At some point shortly before I started taking photos in the space, I started thinking about Jeremy Bentham's Panopticon. The panopticon is a penitentiary designed so that all inmates can be observed by a single guard without knowing when they are or aren't being watched. The design of the prison – a round room with cells all along the perimeter and a single guard tower at its centre - depends on the separation of each prisoner from the others and the intentional use of lighting to clearly display the inmates and to backlight (and thus obscure) the guard, who stands watch in a central tower. Never knowing if they are being watched and unable to communicate with other inmates, the prisoners operate under the assumption that the guard may be watching them at any moment. As a result, they behave as if they are under observation even when they are not. The assumption of observation enforces obedience.
I realized that I had in some ways built an inverse panopticon. One cell at the centre of the room with space all around for “guards” and lighting that illuminated the centre of the room.
Like most of us, I have a number of lenses through which I see the world. One of them is that of a gay man living in Alberta. I think if you are being technical I am considered a sexual minority. I once read an article that described sexual minorities as invisible minorities, presumably because we don't wear our sexual preference on our skin. The more I thought about that term, the more I was bothered by it. Invisible minority. Like a photograph, this term flattens. It reduces people to surfaces. But we tend to project onto surfaces. When reading a body we often become interested in what is inside the body. Who the body is. What the body does. We often think less about what is in front of the body. What exists in the space between us and what we look at.
The first question I was asked when the projection of the eye went up was “Whose eye is that?” to which I responded, “I'm not going to tell you because it doesn't matter.” In truth the answer is, it's nobody's eye. It's a projection of an eye. Of course that answer always proves unsatisfying because when we are responding to works that can is directly drawn from the real world we want backstory. I am more concerned with front story: What happens between a surface and the viewer?

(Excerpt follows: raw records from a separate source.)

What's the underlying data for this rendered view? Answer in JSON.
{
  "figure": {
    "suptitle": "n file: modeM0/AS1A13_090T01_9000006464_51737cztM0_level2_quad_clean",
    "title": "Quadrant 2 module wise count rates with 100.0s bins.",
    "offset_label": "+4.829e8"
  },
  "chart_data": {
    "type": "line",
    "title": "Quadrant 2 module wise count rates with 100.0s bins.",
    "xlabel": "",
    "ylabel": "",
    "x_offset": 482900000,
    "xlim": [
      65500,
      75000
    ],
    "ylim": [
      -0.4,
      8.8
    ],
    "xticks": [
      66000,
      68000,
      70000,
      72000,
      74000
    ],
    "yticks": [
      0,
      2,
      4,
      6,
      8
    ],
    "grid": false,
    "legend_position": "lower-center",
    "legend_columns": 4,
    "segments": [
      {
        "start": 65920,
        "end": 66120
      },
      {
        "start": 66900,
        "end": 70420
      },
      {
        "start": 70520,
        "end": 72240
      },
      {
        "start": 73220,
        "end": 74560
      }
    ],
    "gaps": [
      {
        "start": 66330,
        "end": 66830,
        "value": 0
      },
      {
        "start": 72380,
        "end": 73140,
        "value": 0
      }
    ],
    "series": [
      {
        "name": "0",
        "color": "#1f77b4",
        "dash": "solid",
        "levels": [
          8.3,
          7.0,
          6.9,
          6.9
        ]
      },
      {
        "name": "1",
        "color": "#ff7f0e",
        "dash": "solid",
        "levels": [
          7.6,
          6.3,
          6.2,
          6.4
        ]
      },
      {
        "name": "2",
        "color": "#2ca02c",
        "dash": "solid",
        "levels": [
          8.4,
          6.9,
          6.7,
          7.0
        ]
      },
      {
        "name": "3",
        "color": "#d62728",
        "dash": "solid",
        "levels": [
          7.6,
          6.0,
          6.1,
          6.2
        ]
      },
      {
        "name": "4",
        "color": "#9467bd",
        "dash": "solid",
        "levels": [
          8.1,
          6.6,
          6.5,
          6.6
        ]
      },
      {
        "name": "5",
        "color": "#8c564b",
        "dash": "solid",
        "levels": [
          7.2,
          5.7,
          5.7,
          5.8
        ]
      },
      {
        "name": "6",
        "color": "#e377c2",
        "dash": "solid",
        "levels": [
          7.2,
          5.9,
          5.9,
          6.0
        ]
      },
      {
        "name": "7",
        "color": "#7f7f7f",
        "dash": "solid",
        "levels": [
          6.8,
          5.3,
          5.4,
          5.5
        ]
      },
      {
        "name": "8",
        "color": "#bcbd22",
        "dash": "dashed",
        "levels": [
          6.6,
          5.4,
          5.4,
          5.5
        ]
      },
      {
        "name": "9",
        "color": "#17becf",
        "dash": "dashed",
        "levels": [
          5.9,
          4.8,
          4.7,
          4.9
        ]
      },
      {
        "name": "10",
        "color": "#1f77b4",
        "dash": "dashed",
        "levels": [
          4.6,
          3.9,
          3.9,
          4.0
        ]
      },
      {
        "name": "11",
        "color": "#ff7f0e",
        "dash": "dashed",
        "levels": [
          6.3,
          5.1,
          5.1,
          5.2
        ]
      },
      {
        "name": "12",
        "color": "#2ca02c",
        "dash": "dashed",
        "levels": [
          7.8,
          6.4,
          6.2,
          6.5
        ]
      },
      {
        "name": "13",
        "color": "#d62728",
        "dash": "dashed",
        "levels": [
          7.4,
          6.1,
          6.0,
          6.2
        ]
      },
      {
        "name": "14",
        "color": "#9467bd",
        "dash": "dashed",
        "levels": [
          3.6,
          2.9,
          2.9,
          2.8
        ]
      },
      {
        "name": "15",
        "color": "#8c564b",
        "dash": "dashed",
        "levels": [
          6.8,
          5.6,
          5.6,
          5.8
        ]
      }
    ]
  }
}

One last thought on invisibility. The suggestion that sexual identity is invisible denies the ways that we make the invisible visible. A look that lasts too long: a gesture, a touch. To suggest invisibility is to suggest that those things should not be seen and should not be witnessed.
I often feel disconnected from my body. I think it is part of the reason that I am drawn to photographing them. It allows me to understand the importance of bodies occupying spaces. Of bodies existing in spaces. But also of allowing desires to inhabit spaces. To allow perspectives to inhabit spaces.
I purposely made a series of projections that are incongruent with Nulle Part's composition. Every 6.2 hours my projections and their composition will sync up but otherwise they will be free to loop at their own pace like two left hand turn signals that share a fleeting moment at an intersection.
I wanted to encourage people to spend time in the room and I wanted to create the possibility that viewing the work at different times would yield different results. I wanted to encourage the possibility of having a different experience each time someone entered the room.
When making work, regardless of my other intentions, I am always looking for a balance between two feelings: desire and discomfort. I always want people to want to take a step forward and once they do, wonder if they made the right choice. For me, the juxtaposition of those two feelings allows an exploration of what exists between surfaces and asks us to consider what the surface itself tells us in any given moment and about ourselves.